Load packages to support analysis.


In [95]:
%matplotlib inline
import numpy as np
import matplotlib.pyplot as plt
import pandas as pd
import seaborn as sns
sns.set(style="white",rc={"figure.figsize": (8, 4)})
import urllib2

Load the data from the URL, then add some additional information we'll need later. We'll code the day of the week the violation occurred as violation_date_weekday and the number of days elapsed between the date of the violation and the closure of the violation as issue_lag.


In [73]:
data = pd.read_csv(urllib2.urlopen('http://forever.codeforamerica.org/fellowship-2015-tech-interview/Violations-2012.csv'),parse_dates=['violation_date','violation_date_closed'])

# Get the day of the week
data['violation_date_weekday'] = data['violation_date'].apply(lambda x:x.weekday())

# Get the number of days elapsed from date to closure, convert from numpy.timedelta64 to int
data['issue_lag'] = (data['violation_date_closed'] - data['violation_date']).apply(lambda x:x/np.timedelta64(1,'D'))

# Summarize
data.head()


Out[73]:
violation_id inspection_id violation_category violation_date violation_date_closed violation_type violation_date_weekday issue_lag
0 204851 261019 Garbage and Refuse 2012-01-03 2012-02-02 Refuse Accumulation 1 30
1 204852 261019 Unsanitary Conditions 2012-01-03 2012-02-02 Unsanitary conditions, not specified 1 30
2 204853 261023 Garbage and Refuse 2012-01-03 2012-01-17 Refuse Accumulation 1 14
3 204854 261023 Garbage and Refuse 2012-01-03 2012-01-17 Refuse Accumulation 1 14
4 204858 261029 Garbage and Refuse 2012-01-03 2012-03-12 Refuse Accumulation 1 69

Now let's plot the cumulative number of violations across the different violation_category types over time.
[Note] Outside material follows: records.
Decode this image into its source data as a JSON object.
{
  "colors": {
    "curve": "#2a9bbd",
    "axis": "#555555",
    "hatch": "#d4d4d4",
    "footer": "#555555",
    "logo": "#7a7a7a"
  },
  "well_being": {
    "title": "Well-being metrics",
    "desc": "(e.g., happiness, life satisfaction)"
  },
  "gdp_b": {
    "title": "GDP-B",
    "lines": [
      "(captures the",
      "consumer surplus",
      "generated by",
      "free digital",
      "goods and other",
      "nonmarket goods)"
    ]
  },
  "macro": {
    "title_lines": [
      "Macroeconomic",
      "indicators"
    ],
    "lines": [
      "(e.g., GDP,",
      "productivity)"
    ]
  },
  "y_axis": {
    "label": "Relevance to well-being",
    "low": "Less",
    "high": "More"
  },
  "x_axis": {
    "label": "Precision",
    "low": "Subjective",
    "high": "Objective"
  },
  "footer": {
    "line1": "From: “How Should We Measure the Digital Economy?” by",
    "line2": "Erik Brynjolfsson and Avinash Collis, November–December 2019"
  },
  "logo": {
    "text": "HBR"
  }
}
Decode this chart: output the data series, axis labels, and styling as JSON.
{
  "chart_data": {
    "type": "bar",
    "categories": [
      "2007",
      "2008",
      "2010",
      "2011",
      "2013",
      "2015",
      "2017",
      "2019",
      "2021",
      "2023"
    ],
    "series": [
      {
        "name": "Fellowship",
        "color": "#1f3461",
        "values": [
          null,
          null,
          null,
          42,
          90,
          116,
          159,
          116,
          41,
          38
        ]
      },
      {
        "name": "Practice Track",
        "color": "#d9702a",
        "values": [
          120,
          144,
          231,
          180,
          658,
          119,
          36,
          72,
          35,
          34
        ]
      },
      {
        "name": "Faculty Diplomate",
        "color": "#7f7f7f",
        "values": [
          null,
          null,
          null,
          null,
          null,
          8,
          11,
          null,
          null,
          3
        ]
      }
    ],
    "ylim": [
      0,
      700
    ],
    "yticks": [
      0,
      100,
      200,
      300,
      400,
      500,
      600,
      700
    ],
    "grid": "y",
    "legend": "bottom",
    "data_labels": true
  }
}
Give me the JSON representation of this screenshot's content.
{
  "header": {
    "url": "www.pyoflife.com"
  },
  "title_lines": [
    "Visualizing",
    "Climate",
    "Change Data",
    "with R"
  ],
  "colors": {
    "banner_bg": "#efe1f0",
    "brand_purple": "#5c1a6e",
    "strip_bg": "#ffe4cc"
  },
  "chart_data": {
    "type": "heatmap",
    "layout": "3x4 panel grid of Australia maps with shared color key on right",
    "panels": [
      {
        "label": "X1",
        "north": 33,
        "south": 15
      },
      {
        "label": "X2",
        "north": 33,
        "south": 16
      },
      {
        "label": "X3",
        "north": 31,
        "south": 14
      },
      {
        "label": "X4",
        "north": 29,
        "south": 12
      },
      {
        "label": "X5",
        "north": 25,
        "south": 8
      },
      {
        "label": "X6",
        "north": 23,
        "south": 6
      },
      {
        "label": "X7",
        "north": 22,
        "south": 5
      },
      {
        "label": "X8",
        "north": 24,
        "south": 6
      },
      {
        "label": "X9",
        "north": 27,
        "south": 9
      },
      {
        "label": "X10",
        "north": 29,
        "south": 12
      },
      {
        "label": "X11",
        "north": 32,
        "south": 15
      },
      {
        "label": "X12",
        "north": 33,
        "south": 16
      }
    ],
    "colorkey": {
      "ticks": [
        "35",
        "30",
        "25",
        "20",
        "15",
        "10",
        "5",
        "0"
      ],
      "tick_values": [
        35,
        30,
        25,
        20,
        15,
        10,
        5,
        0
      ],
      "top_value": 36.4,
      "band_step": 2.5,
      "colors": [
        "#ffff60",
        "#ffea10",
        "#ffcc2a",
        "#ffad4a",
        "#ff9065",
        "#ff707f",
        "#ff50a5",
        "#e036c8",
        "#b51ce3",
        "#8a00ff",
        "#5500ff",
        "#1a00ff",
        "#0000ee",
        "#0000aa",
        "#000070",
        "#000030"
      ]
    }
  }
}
The Animals and Pests category has the most total violations by the end of the year, followed by Garbage and Refuse.


In [96]:
data_gb_category = data.groupby('violation_category')
summary_df = pd.DataFrame(index=pd.date_range(start=data['violation_date'].min(),end=data['violation_date'].max()))
for group in data_gb_category.groups.keys():
    group_data = data_gb_category.get_group(group)
    summary_df[group] = group_data.groupby('violation_date').agg({'violation_id':len})
    
summary_df.fillna(value=0).cumsum().plot(colormap='jet')


Out[96]:
<matplotlib.axes.AxesSubplot at 0x27098e80>

We can examine if there are any differences in violation_category by day of the week. Each violation has a set of 5 colored bars, reflecting the 5 days of the work week (Dark Green (0) is Monday, Red (4) is Friday). The distribution of violations is not evenly distributed throughout the week: several of the violations have mid-week peaks. This suggests several possible mechanisms. First, people may be more sensitive to violations in the middle of the week compared to the beginning or end of the week. Second, enforcement of regulations may drop off in the middle of the week which leads to more reporting of violations. Third, we have no base rates of overall activity in the city so observed violations may be a constant fraction of activity, but activity peaks mid-week so violations do as well.


In [105]:
sns.factorplot('violation_category',hue='violation_date_weekday',data=data,palette='Spectral_r')
plt.xticks(plt.xticks()[0],rotation=90)
plt.xlabel('')
plt.ylabel('Violations')


Out[105]:
<matplotlib.text.Text at 0x2b6c7ef0>

Finally, we look at the distribution of the issue_lag variable, which captures the time elapsed between the reporting of a violation to its closure. Some violations may be easier to address and solved in less time, but there may also be systematic biases towards solving some violations quickly and others more slowly. Chemical Hazards take upwards of 80 days on average to close while Biohazards take less than 20 days on average to close.


In [107]:
sns.factorplot('violation_category','issue_lag',data=data,kind='bar')
plt.xticks(plt.xticks()[0],rotation=90)
plt.ylabel('Time lag (days)')
plt.xlabel('')


Out[107]:
<matplotlib.text.Text at 0x2bb02390>

In [ ]: